How Rice Compares To Other Grains And Common Foods

Rice isn’t alone in being low-calcium. Most plain grains — wheat, oats, corn, quinoa — are modest calcium sources at best. But some stand out slightly more. Quinoa offers about 19.5 mg per cooked cup; amaranth boasts around 300 mg per cup, making it a rare exception. A Healthline white rice calcium milligrams breakdown gives a side-by-side look at the mineral content differences.

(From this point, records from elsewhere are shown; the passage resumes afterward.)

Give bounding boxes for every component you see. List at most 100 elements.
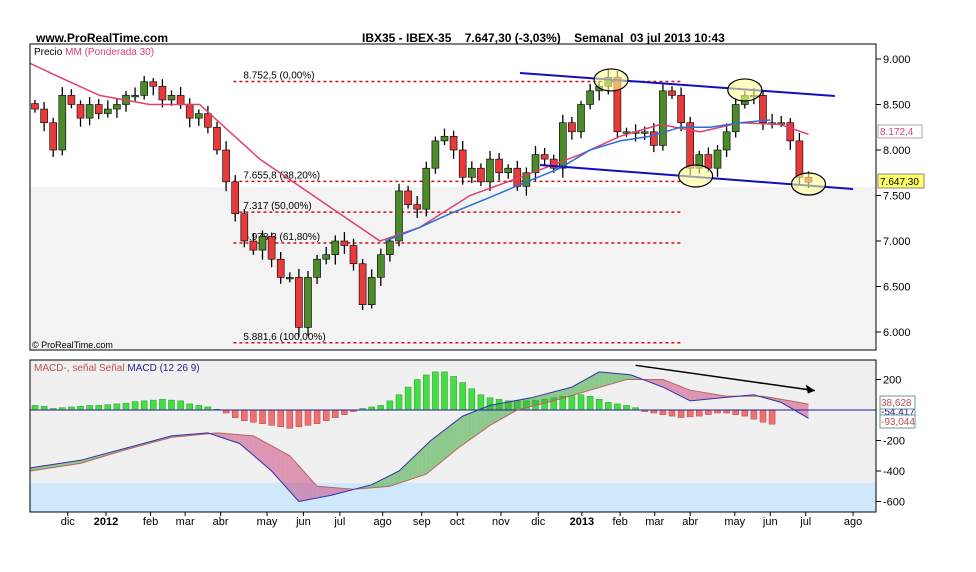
macd-fill: [685, 388, 691, 401]
candle-down: [477, 167, 485, 183]
time-tick-label: ago: [844, 516, 862, 528]
macd-tick-label: -600: [883, 497, 905, 509]
macd-fill: [403, 462, 409, 482]
hist-bar-positive: [177, 400, 184, 411]
hist-bar-negative: [696, 409, 703, 417]
ma-value-tag: [877, 124, 923, 139]
macd-fill: [521, 398, 527, 409]
macd-fill: [803, 403, 809, 419]
macd-legend-params: MACD (12 26 9): [127, 363, 199, 374]
time-tick-label: mar: [645, 516, 664, 528]
hist-bar-positive: [623, 405, 630, 411]
hist-bar-positive: [386, 400, 394, 411]
hist-bar-negative: [759, 409, 767, 423]
hist-bar-negative: [741, 409, 749, 417]
macd-fill: [599, 371, 604, 388]
fib-label: 5.881,6 (100,00%): [243, 332, 325, 343]
macd-fill: [612, 373, 618, 384]
macd-signal-text: 38,628: [881, 398, 912, 409]
candle-down: [158, 86, 167, 101]
macd-fill: [581, 379, 586, 393]
macd-fill: [562, 388, 568, 399]
macd-fill: [781, 399, 786, 406]
candle-up: [167, 95, 176, 101]
hist-bar-negative: [768, 409, 776, 425]
macd-fill: [662, 379, 668, 390]
candle-down: [276, 258, 285, 278]
hist-bar-positive: [186, 403, 193, 411]
candle-down: [568, 122, 576, 133]
macd-fill: [294, 460, 299, 502]
hist-bar-negative: [322, 409, 330, 421]
candle-down: [295, 277, 303, 328]
candle-down: [668, 90, 676, 96]
macd-series: [30, 364, 876, 503]
hist-bar-negative: [750, 409, 758, 420]
macd-fill: [453, 419, 459, 452]
time-tick-label: nov: [492, 516, 510, 528]
hist-bar-positive: [413, 379, 421, 411]
hist-bar-positive: [468, 388, 476, 411]
macd-fill: [435, 433, 440, 467]
price-tick-label: 6.500: [883, 282, 911, 294]
highlight-ellipse: [678, 164, 714, 188]
candle-down: [495, 158, 503, 174]
time-tick-label: dic: [61, 516, 76, 528]
candle-down: [404, 190, 412, 205]
candle-down: [249, 240, 258, 251]
macd-fill: [235, 434, 240, 444]
candle-up: [586, 90, 594, 105]
price-tick-label: 8.500: [883, 100, 911, 112]
macd-fill: [462, 414, 468, 445]
macd-fill: [226, 433, 231, 441]
hist-bar-positive: [40, 405, 48, 411]
candle-up: [313, 258, 321, 278]
hist-bar-negative: [659, 409, 667, 415]
time-tick-label: feb: [143, 516, 158, 528]
macd-fill: [699, 391, 704, 400]
watermark: © ProRealTime.com: [32, 340, 113, 350]
macd-fill: [335, 487, 340, 495]
fibonacci-levels: 8.752,5 (0,00%) 7.655,8 (38,20%) 7.317 (50…: [233, 71, 682, 344]
macd-fill: [276, 448, 281, 482]
hist-bar-negative: [304, 409, 312, 426]
candle-up: [285, 277, 294, 280]
candle-up: [104, 108, 112, 114]
arrow-head-icon: [805, 384, 815, 394]
trend-arrow: [635, 364, 815, 392]
hist-bar-positive: [140, 400, 148, 411]
macd-fill: [681, 386, 686, 399]
hist-bar-positive: [423, 374, 430, 411]
hist-bar-positive: [150, 399, 157, 411]
candle-up: [440, 136, 449, 142]
macd-fill: [576, 382, 581, 395]
hist-bar-negative: [286, 409, 294, 429]
macd-fill: [449, 423, 454, 456]
macd-fill: [399, 466, 404, 484]
macd-fill: [508, 401, 513, 416]
macd-fill: [367, 484, 372, 489]
hist-bar-positive: [605, 402, 612, 411]
macd-fill: [608, 372, 613, 385]
hist-bar-positive: [568, 395, 576, 411]
candle-down: [149, 81, 158, 87]
macd-fill: [476, 408, 481, 436]
candle-down: [649, 131, 658, 146]
candle-up: [304, 277, 312, 328]
hist-bar-negative: [268, 409, 275, 426]
time-tick-label: may: [257, 516, 278, 528]
hist-bar-negative: [313, 409, 321, 424]
price-tick-label: 8.000: [883, 145, 911, 157]
macd-hist-text: -93,044: [881, 417, 915, 428]
fib-label: 7.655,8 (38,20%): [243, 170, 320, 181]
macd-fill: [326, 487, 331, 497]
macd-fill: [494, 403, 500, 423]
hist-bar-negative: [241, 409, 248, 421]
macd-fill: [530, 396, 536, 407]
hist-bar-positive: [159, 399, 166, 411]
macd-fill: [248, 435, 254, 456]
candle-up: [395, 190, 403, 242]
macd-fill: [285, 453, 290, 492]
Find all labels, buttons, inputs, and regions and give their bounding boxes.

For context, a medium orange has about 52 mg of calcium, and a single cup of cooked broccoli delivers roughly 60 mg. Rice trails nearly all vegetables in calcium density. That’s not a flaw — rice is a carbohydrate vehicle, not a mineral supplement. But if you’re actively trying to meet your calcium needs, you’ll want to lean on other foods and treat rice as the background player.

Food Serving Calcium (mg)
Cooked brown rice 1 cup 19.5
Cooked white rice 1 cup 2–6
Cooked quinoa 1 cup 31
Cooked amaranth 1 cup about 300
Whole wheat bread 1 slice 30–50

The amaranth outlier aside, most grains deliver under 50 mg per serving. If rice is your daily grain, the calcium contribution is minimal — plan your calcium-rich foods elsewhere in the day.

The Bottom Line

Rice provides virtually no calcium, with brown rice offering a meager 19.5 mg per cup and white rice barely registering at 2 to 6 mg. It’s the toppings and side dishes that determine whether your rice bowl supports bone health. If you rely on rice as a staple, pair it with cheese, tofu, greens, or beans to fill the calcium gap.

For personalized calcium targets, a registered dietitian or your primary care provider can match your needs to your diet — especially if you’re avoiding dairy or managing bone density concerns.